Selon les données nationales pour le Canada atlantique, pendant la période d’avril à septembre 1995, soixante-six pour cent (66 %) des projets du PACE ont reçu du financement gouvernemental(à l’exclusion du financement du PACE), soit du gouvernement fédéral ou des gouvernements provinciaux ou municipaux. Quarante-sept pour cent (47 %) des projets ont reçu de petits montants en provenance d’autres sources. La moyenne des fonds totaux reçus (pour six mois) était de 2 788 $. Les services que l’on a fournis comprenaient le transport, les frais de subsistance, de l’équipement spécial, le loyer, les services et les assurances.
Les partenaires ont participé en offrant leurs services comme personnes ressources disponibles quand le personnel avait besoin de leurs services. D’autres ont siégé au conseil d’administration ou ont joué un rôle consultatif. D’autres ont développé et offert des programmes aux sites des projets. Les partenaires des agences gouvernementales ont participé à la mise sur pied de séances d’information qui pouvaient atteindre un grand nombre de personnes, y compris des parents qui n’auraient peut-être pas contacté ces agences directement. D’autres partenaires ont utilisé les installations du centre pour offrir des programmes, étant donné que le centre était un «endroit plus neutre» que d’autres sites. Les partenaires ont se sont aussi servis de ressources (livres, cassettes, et autre matériel) disponibles au centre pour leur travail, et ils considéraient ces ressources comme un aspect important du centre.

Dans environ les trois quarts des groupes de discussion, l’importance de la référence de noms a été mentionnée comme une activité de partenariat. Les agences communautaires et les projets ont généralement établi un système bilatéral de référence de noms qui fonctionnait bien et qui fournissait des services et de l’information nécessaires aux parents.
Si je cherche un cours sur le rôle parental ou quelque chose comme ça, je vais communiquer avec le centre pour savoir quand le prochain cours aura lieu. J’ai des gens qui pourraient réellement en bénéficier et ...si vous avez des clients qui pourraient en bénéficier tout de suite, ils pourraient essayer de les y introduire...

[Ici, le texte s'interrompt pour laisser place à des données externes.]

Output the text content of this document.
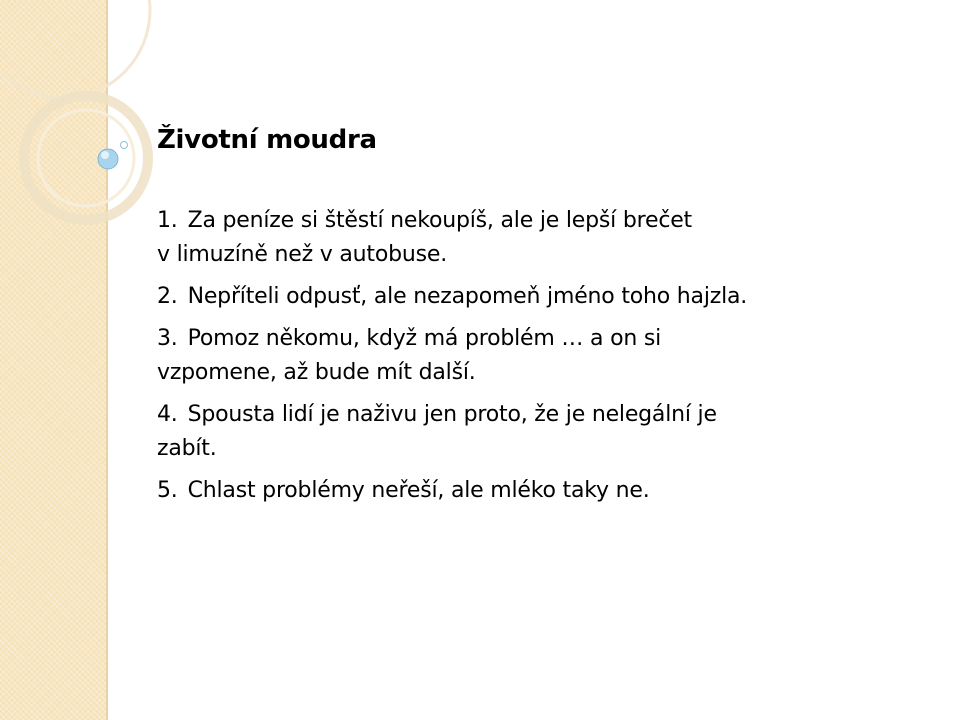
Životní moudra
1. Za peníze si štěstí nekoupíš, ale je lepší brečet
v limuzíně než v autobuse.
2. Nepříteli odpusť, ale nezapomeň jméno toho hajzla.
3. Pomoz někomu, když má problém … a on si
vzpomene, až bude mít další.
4. Spousta lidí je naživu jen proto, že je nelegální je
zabít.
5. Chlast problémy neřeší, ale mléko taky ne.
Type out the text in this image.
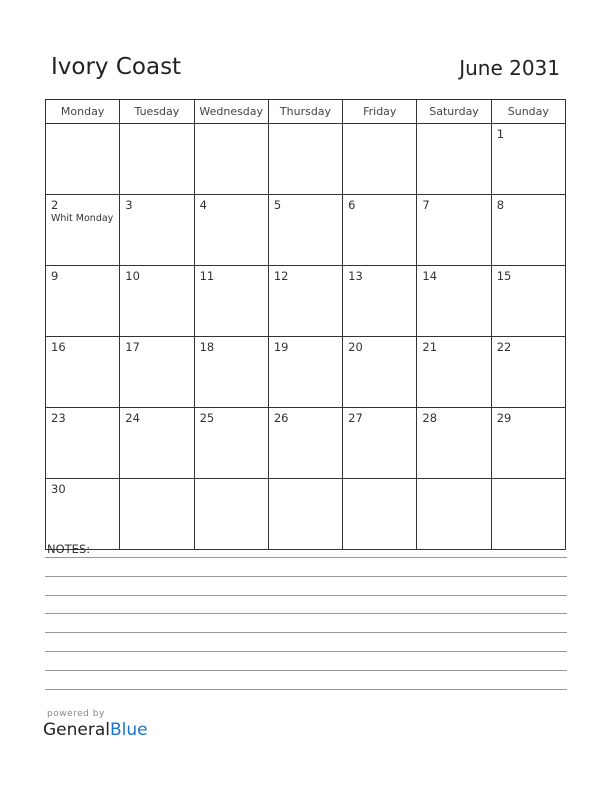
Ivory Coast	June 2031
Monday	Tuesday	Wednesday	Thursday	Friday	Saturday	Sunday

						1

2
Whit Monday	3	4	5	6	7	8

9	10	11	12	13	14	15

16	17	18	19	20	21	22

23	24	25	26	27	28	29

30						

NOTES:
powered by
GeneralBlue
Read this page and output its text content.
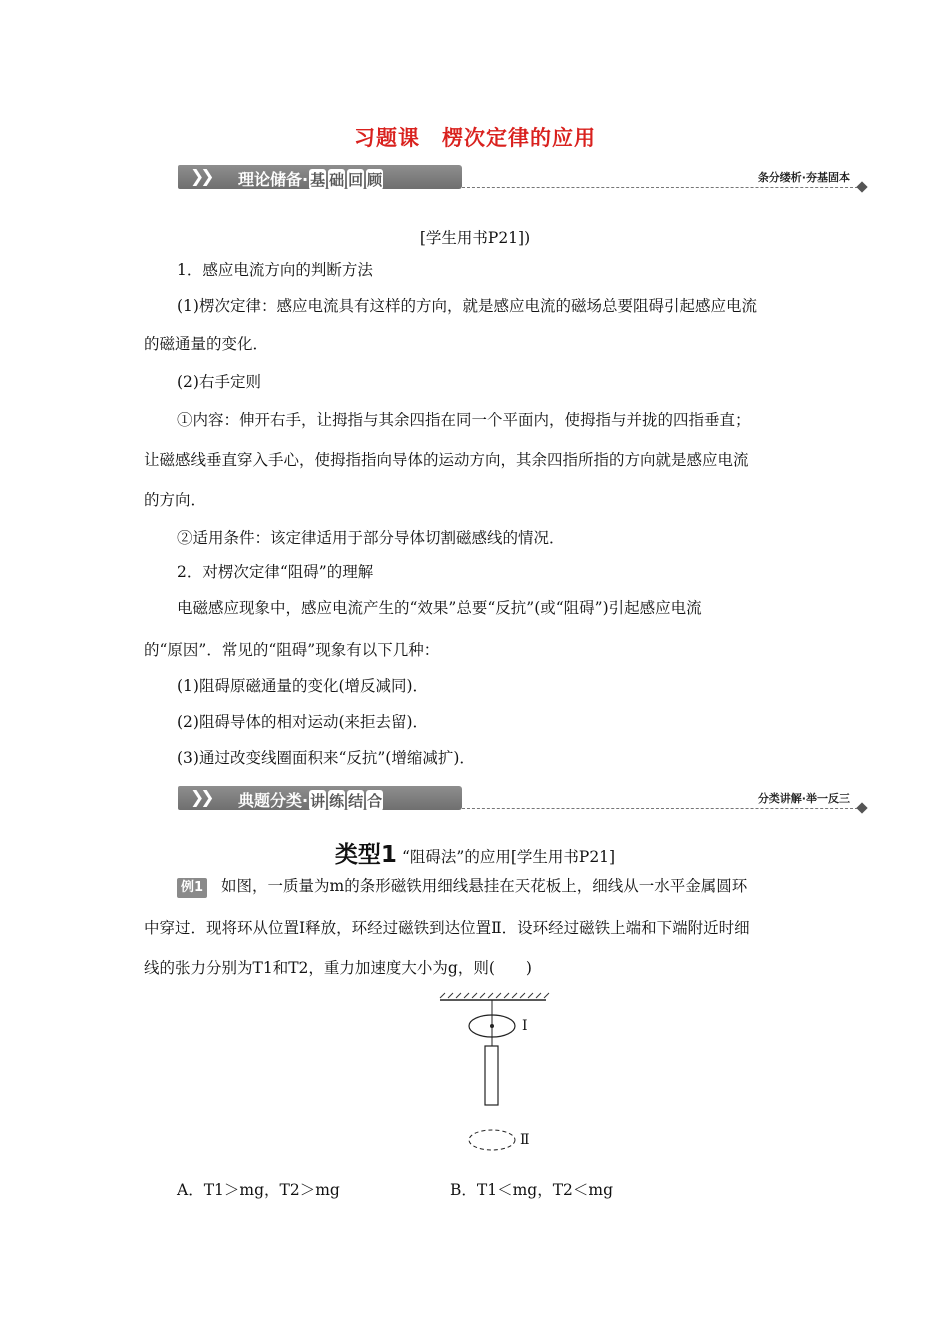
习题课　楞次定律的应用
❯❯ 理论储备· 基 础 回 顾	条分缕析·夯基固本
[学生用书P21])
1．感应电流方向的判断方法
(1)楞次定律：感应电流具有这样的方向，就是感应电流的磁场总要阻碍引起感应电流
的磁通量的变化．
(2)右手定则
①内容：伸开右手，让拇指与其余四指在同一个平面内，使拇指与并拢的四指垂直；
让磁感线垂直穿入手心，使拇指指向导体的运动方向，其余四指所指的方向就是感应电流
的方向．
②适用条件：该定律适用于部分导体切割磁感线的情况．
2．对楞次定律“阻碍”的理解
电磁感应现象中，感应电流产生的“效果”总要“反抗”(或“阻碍”)引起感应电流
的“原因”．常见的“阻碍”现象有以下几种：
(1)阻碍原磁通量的变化(增反减同)．
(2)阻碍导体的相对运动(来拒去留)．
(3)通过改变线圈面积来“反抗”(增缩减扩)．
❯❯ 典题分类· 讲 练 结 合	分类讲解·举一反三
类型1 “阻碍法”的应用[学生用书P21]
例1 如图，一质量为m的条形磁铁用细线悬挂在天花板上，细线从一水平金属圆环
中穿过．现将环从位置Ⅰ释放，环经过磁铁到达位置Ⅱ．设环经过磁铁上端和下端附近时细
线的张力分别为T1和T2，重力加速度大小为g，则(　　)
Ⅰ
Ⅱ
A．T1＞mg，T2＞mg	B．T1＜mg，T2＜mg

Pour nous à la Santé publique, je considère que le centre nous a réellement aidés parce que nous ne pouvons atteindre toutes les mamans que nous avions l’habitude d’atteindre et maintenant nous pouvons leur dire qu’il y a un endroit pour elles.
Perspectives du personnel sur les noms référés
Comme l’illustrent les commentaires suivants, le personnel a souligné que le sentiment de communauté s’est renforcé lorsqu’il y avait des noms référés de façon bilatérale entre le PACE et les agences communautaires.
...des merveilleux partenariats dans la communauté, une prise de conscience communautaire qui, vous savez, je ne dis pas que nous sommes là et que tout le monde nous connaît, mais je crois que les gens qui nous réfèrent des noms, qui ont la confiance de le faire...
Il y a eu un autre événement vraiment significatif, je crois, quand une maman est arrivée au centre avec le nom de notre centre de ressources familiales écrit par un médecin sur une feuille de son bloc de prescription.
Tel que mentionné précédemment, plusieurs des partenaires communautaires ont été impliqués dans le projet du PACE depuis le début. La grande majorité des groupes de discussion avaient au moins un membre qui avait fait partie du groupe initial qui avait formulé une demande de fonds pour un projet. Ainsi, les partenaires communautaires ont souvent joué un rôle actif dans l’élaboration de la demande et la planification du centre. Cette préparation de la demande a souvent pris beaucoup d’heures de réunion et de travail afin de développer une vision de ce que devait être le centre. Un membre d’un groupe de discussion a décrit ce processus de la façon suivante :
Quand j’ai rencontré [coordinatrice] pour la première fois, elle avait le centre de ressources familiales dans une boîte de carton... Je venais tout juste d'être embauchée comme travailleuse sociale auprès des jeunes enfants et j'ai ri avec elle parce que j'ai dit, «Bon, je vais ouvrir un dossier». Donc, elle avait une boîte et moi j’avais un dossier et nous étions dans ce nouveau programme. Elle disait «De quoi est-ce qu'un centre de ressources familiales a l'air?»... Elle est même allée voir différentes organisations et leur a simplement demandé ce qu’ils voulaient dans un centre. Elle a aussi demandé un tas de choses aux parents comme, «Qu'est-ce que vous voulez?»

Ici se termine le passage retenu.